= Sentinel cell =

Type of immune cell

Sentinel cells refer to cells in the body's first line of defense, which embed themselves in tissues such as skin.
Sentinel cells represent a diverse array of cell types with the capability to monitor the presence of exogenous or potentially harmful particles and play a crucial role in recognizing and sampling signs of infection or abnormal cellular activity and death. Encountering such stimuli is initiating the innate immune response. Their ability to recognize injurious or dangerous material is mediated by specialized pattern recognition receptors (PRR) and possess specialized function to prime naive T cells upon pathogen recognition.
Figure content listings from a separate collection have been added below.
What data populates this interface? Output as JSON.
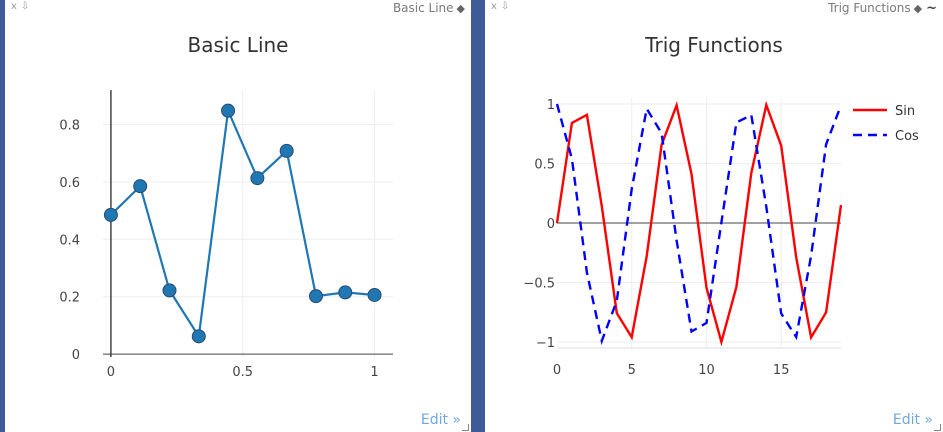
{
  "left_panel": {
    "header_label": "Basic Line",
    "edit_label": "Edit »"
  },
  "right_panel": {
    "header_label": "Trig Functions",
    "edit_label": "Edit »"
  },
  "header_icons": [
    "close-icon",
    "pin-icon"
  ],
  "colors": {
    "basic_line": "#1f77b4",
    "basic_marker_edge": "#2b4b6f",
    "sin": "#ff0000",
    "cos": "#0000ff",
    "frame_blue": "#3d5a99"
  },
  "chart_data": [
    {
      "type": "line",
      "title": "Basic Line",
      "x": [
        0,
        0.1111,
        0.2222,
        0.3333,
        0.4444,
        0.5556,
        0.6667,
        0.7778,
        0.8889,
        1.0
      ],
      "series": [
        {
          "values": [
            0.485,
            0.585,
            0.222,
            0.062,
            0.848,
            0.613,
            0.708,
            0.202,
            0.215,
            0.206
          ],
          "markers": true
        }
      ],
      "xticks": [
        "0",
        "0.5",
        "1"
      ],
      "yticks": [
        "0",
        "0.2",
        "0.4",
        "0.6",
        "0.8"
      ],
      "xlim": [
        -0.03,
        1.07
      ],
      "ylim": [
        -0.01,
        0.92
      ],
      "grid": true
    },
    {
      "type": "line",
      "title": "Trig Functions",
      "x": [
        0,
        1,
        2,
        3,
        4,
        5,
        6,
        7,
        8,
        9,
        10,
        11,
        12,
        13,
        14,
        15,
        16,
        17,
        18,
        19
      ],
      "series": [
        {
          "name": "Sin",
          "dash": "solid",
          "values": [
            0,
            0.841,
            0.909,
            0.141,
            -0.757,
            -0.959,
            -0.279,
            0.657,
            0.989,
            0.412,
            -0.544,
            -1.0,
            -0.537,
            0.42,
            0.991,
            0.65,
            -0.288,
            -0.961,
            -0.751,
            0.15
          ]
        },
        {
          "name": "Cos",
          "dash": "dash",
          "values": [
            1,
            0.54,
            -0.416,
            -0.99,
            -0.654,
            0.284,
            0.96,
            0.754,
            -0.146,
            -0.911,
            -0.839,
            0.004,
            0.844,
            0.907,
            0.137,
            -0.76,
            -0.958,
            -0.275,
            0.66,
            0.989
          ]
        }
      ],
      "xticks": [
        "0",
        "5",
        "10",
        "15"
      ],
      "yticks": [
        "−1",
        "−0.5",
        "0",
        "0.5",
        "1"
      ],
      "xlim": [
        0,
        19
      ],
      "ylim": [
        -1.05,
        1.05
      ],
      "legend_position": "top-right",
      "grid": true
    }
  ]
}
Sentinel cells can refer to specific antigen-presenting cells, such as:
- Macrophages
  - Kupffer cells – in the liver
  - Langerhans cells – in the skin and mucosa (*these are a form of dendritic cell)
  - Alveolar macrophages – in the lungs
  - Microglia – in the brain
- Dendritic cells
Sentinel cells can also refer to cells that are normally not specialized antigen-presenting cells such as:
- Mast cells
- Specialized T cells
Sometimes tissue cells not part of the immune system such as are also referred to as Sentinel cells:
- Fibroblasts
- Epithelial cells

== Location ==
Typically, dendritic cells (DCs) and macrophages serve this function by being strategically distributed throughout diverse tissues within host environment particularly in those regions exposed to the contact with the external environment such as mucosal tissues and skin.

== Function ==
In elucidating the intricate network of phenotypic markers characterizing sentinel cells residing in skin there is a recent study offering an in-depth exploration whereas stimulus-specific gene expression and functions are described in the summarized article.

== Use in science ==
Novel function has been discovered by designing sentinel bacterium Bacillus subtilis, combining the living organism with evolutionary function of sentinels, resulting in surveillance of specific DNA sequences and reporting single nucleotide polymorphism associated with facial features through the mechanism by which these sentinel cells take up and record target DNA sequences, using CRISPR interference for SNP differentiation and expression of the target gene. This technology demonstrates potential applications in areas like forensics, ecology, and epidemiology, by enabling the detection of specific DNA sequences in various environments. Application of such DNA-specific surveillance can be designed in detection of an anomaly and targeting the localized treatment to identified tissue such as tumors.